Dernière mise à jour : 27 oct. 2022


Simon : 6 août 2031, 15h30, mercredi


Le cellulaire de Simon se mit bourdonner. Il l’avait mis sur vibration le temps de finir de passer la balayeuse. Il le sortit de sa poche. C’était Catherine. Il arrêta la balayeuse et fit taire David Bowie qui chantait Space Oddity dans ses oreilles.

– Salut mom!

– Salut mon chéri, où es-tu?

– Je suis au studio, je range un peu.

– On bouffe ensemble vendredi soir?

– Non, je ne peux pas, j’ai une date, désolé.

– Une date? Je la connais?

– Non, elle est dans mon cours de scénarisation.

– J’ai des chances de la rencontrer, celle-là?

– Je t’en donnerai des nouvelles après. Je ne sais pas encore si elle est du genre girl-friend material.

– On se fait une bouffe samedi alors?

– Ok. On se fait des dumpling?

– Bonne idée. Si tu ne rentres pas trop tard, passe m’embrasser. Je t’aime!

– Je t’aime aussi, mom.


Journal personnel de Catherine no 23 : 7 août 2031, 3h23, jeudi


J’aime le gym, la nuit. J’aime m’extraire de la noirceur presque totale de la rue et pénétrer dans ce lieu palpitant de lumière. À cette heure, le gym semble le seul endroit où il reste encore de la vie. Et où cette vie prend enfin un rythme plus humain. Tout est au ralenti et silencieux. Je me sens protégée des assauts incessants du quotidien comme si j’étais enveloppée dans du papier bulle psychique. Le nombre restreint de personnes rendent les rapports plus faciles. Je peux suer en paix sans avoir à me soucier de ce que j’ai l’air. J’ai tous les appareils pour moi toute seule. Aucune musique tonitruante ou sonnerie de téléphone ne vient me distraire de mes pensées, me rappeler à la banalité. Et ensuite, habituellement, j’arrive à dormir.

Ce que j’aime particulièrement avec le sport, c’est la persistance des résultats. Si tu fais suffisamment de redressements assis, de planches et d’enroulement vertébral, tu vas finir par te sculpter un six pack. Même moi qui aurai bientôt cinquante ans et malgré tout le bacon et le vin que j’engloutie, je suis parvenue au four pack. C’est une des seules sphères de l’existence où le résultat est garanti. Où il est à la mesure des efforts investis. C’est rassurant de savoir qu’il y a au moins une chose sur laquelle on peut compter.

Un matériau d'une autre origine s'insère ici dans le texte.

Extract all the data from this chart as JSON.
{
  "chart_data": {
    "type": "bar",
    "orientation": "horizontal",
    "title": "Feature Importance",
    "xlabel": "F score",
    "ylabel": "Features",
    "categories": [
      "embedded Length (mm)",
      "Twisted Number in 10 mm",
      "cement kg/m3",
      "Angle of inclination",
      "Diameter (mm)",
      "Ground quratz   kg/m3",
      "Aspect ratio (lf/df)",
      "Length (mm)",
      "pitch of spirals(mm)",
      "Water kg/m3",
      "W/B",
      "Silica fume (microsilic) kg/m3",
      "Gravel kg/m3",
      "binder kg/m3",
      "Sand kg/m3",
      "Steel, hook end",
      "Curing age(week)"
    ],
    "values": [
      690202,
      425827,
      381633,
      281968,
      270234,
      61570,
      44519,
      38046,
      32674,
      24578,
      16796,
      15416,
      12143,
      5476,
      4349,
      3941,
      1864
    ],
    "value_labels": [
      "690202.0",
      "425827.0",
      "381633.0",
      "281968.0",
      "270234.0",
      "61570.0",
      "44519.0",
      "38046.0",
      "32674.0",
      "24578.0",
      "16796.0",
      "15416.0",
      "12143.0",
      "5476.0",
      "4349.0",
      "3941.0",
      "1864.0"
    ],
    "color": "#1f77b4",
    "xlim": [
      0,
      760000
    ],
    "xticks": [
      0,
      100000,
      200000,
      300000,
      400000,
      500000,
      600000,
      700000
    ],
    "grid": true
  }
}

Je suis rentrée chez moi en bâillant, et, pourtant, je ne suis pas encore parvenue à m’endormir. J’ai pris la décision de tout révéler à Simon, mais je ne peux m’empêcher de chercher des raisons de ne pas passer à l’action. J’ai terminé la lecture de mon premier journal personnel et si j’avais cru qu’elle allait galvaniser ma détermination, il en est tout autre. En effet, avec le recul toute cette histoire a pris une teinte de jeux d’adolescentes mal dans leurs peaux. Angela a-t-elle mérité tout cette hargne? Est-elle réellement la psychopathe machiavélique que nous avons appris à craindre?


Angela : 7 août 2031, 5h48, jeudi


Angela marchait sur Somerset en direction du local de son association lorsqu’elle entendit quelqu’un siffler derrière elle. Elle se retourna et reconnut Pete, l’agent de sécurité du Parlement, qui la rattrapa en quelques enjambées.

Good morning, Angela!

– Bonjour Pete! Tu vas bien?

– Oui, prête pour changer le monde?

– Eh oui, une prière à la fois, lui répondit-elle avec un grand sourire.

Au moment où Pete lui ouvrait la porte du duplex où se trouvait le local, Georges Cornwell, le CEO d’une entreprise de pièces d’automobiles, débarquait d’un taxi. Il leur fit un signe discret de la tête et grimpa avec eux jusqu’au deuxième où les attendaient déjà Verna Miller, une actrice de théâtre, Robert James, un chauffeur d’autobus à la retraite, et Maureen Connor, la cuisinière pathologique, qui portait une boîte de ses sempiternels beignes au sucre. Angéla salua tout le monde et déverrouilla la porte du grand 6 pièces qui se situait au deuxième étage d’un nettoyeur et d’un salon de beauté. Elle avait à peine fermé la porte que Miss White, la gouvernante de l’ambassadeur du Royaume Uni, débarquait à son tour.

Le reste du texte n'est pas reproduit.